Shipping and freight can be large expenses for certain companies. Those in the retail industry or food service industry are those most affected by freight. Increasing oil and gas prices can also make a freight audit more important. Companies often pass shipping and freight charges on to customers. Failing to maintain accurate records for these charges can result in higher costs with no offsetting price increases to ensure level profits.

The freight audit may be a periodic review process. Accountants can spot-check a few invoices each month to ensure that no excess charges exist. Large companies often employ a freight or logistics analyst. This employee is the intermediary between freight companies and the company. His or her job is to enter all the management-approved invoices into the system upon receipt; questionable invoices require correction prior to entering them into the system.


Three different methods are available for going through freight audit procedures. Manual matching requires accountants to review each invoice by hand for identified items. Software may be programmable to report exceptions when freight costs are above a certain level. Outsourcing is the third option.

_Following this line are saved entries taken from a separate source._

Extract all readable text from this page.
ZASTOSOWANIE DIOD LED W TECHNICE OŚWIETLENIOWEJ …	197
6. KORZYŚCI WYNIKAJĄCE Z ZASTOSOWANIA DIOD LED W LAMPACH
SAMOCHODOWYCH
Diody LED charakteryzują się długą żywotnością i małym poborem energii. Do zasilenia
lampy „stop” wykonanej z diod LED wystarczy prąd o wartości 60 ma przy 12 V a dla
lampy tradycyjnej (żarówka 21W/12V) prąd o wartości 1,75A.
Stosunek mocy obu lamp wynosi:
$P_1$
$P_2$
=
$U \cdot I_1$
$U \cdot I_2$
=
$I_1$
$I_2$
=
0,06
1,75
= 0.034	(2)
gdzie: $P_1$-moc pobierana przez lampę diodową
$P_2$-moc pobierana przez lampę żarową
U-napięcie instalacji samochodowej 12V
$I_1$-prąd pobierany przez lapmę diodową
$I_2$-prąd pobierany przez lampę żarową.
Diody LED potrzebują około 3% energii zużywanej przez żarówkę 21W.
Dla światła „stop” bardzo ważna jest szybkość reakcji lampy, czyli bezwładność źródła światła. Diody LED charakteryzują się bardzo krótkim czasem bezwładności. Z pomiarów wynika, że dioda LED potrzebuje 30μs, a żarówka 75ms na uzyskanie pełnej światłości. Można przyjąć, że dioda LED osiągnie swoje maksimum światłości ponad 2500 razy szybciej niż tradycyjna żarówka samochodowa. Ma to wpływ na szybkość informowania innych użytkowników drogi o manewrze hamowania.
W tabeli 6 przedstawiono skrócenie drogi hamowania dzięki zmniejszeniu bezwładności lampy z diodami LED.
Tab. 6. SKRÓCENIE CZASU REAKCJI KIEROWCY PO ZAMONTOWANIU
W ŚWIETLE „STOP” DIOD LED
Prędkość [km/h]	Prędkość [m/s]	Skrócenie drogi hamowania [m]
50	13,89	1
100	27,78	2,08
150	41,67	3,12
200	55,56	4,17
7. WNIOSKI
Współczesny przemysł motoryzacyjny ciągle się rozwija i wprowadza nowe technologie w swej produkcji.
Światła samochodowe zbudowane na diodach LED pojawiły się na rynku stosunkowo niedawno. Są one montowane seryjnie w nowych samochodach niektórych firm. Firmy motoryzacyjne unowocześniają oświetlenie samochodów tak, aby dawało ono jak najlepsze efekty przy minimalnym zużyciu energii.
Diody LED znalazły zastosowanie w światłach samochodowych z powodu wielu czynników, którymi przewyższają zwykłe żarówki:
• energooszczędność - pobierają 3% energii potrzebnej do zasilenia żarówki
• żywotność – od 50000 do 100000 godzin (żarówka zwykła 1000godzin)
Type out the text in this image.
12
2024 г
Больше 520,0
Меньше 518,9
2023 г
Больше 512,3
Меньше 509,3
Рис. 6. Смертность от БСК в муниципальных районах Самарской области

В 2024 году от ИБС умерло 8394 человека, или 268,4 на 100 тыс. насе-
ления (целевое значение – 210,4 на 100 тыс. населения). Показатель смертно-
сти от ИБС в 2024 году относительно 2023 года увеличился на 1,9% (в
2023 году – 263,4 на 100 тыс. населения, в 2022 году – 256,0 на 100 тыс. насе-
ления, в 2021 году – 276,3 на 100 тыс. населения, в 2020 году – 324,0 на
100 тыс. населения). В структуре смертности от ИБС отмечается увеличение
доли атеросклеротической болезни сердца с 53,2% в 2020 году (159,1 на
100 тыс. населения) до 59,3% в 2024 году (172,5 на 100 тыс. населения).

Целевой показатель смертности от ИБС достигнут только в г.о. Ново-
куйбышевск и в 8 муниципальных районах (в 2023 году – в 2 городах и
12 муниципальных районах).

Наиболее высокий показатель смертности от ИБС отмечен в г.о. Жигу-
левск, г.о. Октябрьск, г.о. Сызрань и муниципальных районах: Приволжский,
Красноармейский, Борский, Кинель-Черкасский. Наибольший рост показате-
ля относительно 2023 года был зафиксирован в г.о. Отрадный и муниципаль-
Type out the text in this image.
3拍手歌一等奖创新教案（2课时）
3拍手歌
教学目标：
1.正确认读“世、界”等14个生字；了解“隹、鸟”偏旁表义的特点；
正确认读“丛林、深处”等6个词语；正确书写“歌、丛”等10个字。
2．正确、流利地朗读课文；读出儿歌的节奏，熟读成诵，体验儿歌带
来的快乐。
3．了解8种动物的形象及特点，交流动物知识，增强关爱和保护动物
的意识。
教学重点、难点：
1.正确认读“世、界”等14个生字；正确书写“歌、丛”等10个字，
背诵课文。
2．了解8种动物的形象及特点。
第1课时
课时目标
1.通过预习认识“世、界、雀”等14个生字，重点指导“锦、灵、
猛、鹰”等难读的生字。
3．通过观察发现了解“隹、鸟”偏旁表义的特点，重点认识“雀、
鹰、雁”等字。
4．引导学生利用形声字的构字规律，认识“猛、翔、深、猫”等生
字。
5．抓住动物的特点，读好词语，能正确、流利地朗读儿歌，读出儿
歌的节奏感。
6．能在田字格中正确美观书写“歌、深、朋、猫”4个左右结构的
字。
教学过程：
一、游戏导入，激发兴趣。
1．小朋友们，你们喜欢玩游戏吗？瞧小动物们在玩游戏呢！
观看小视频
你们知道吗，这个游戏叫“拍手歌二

Companies can hire an outside company to work through freight and shipping invoices to look for discrepancies.

Another purpose of the freight audit is to ensure a company receives all discounts given by vendors. Most freight vendors offer percentage discounts for certain shipping volumes. The freight audit ensures no bills go without receiving the proper discount. Special charges applied to freight bills are also subject for review. Accountants must discern why these are on the freight bill and how to code them into the general ledger.

Computerized accounting or management systems are typically a must for the freight audit process. This allows for the near-instant receipt of bills and invoices for review. Accountants can receive the bills in a timely manner to ensure the company does not pay too much money prior to reviewing the freight bills.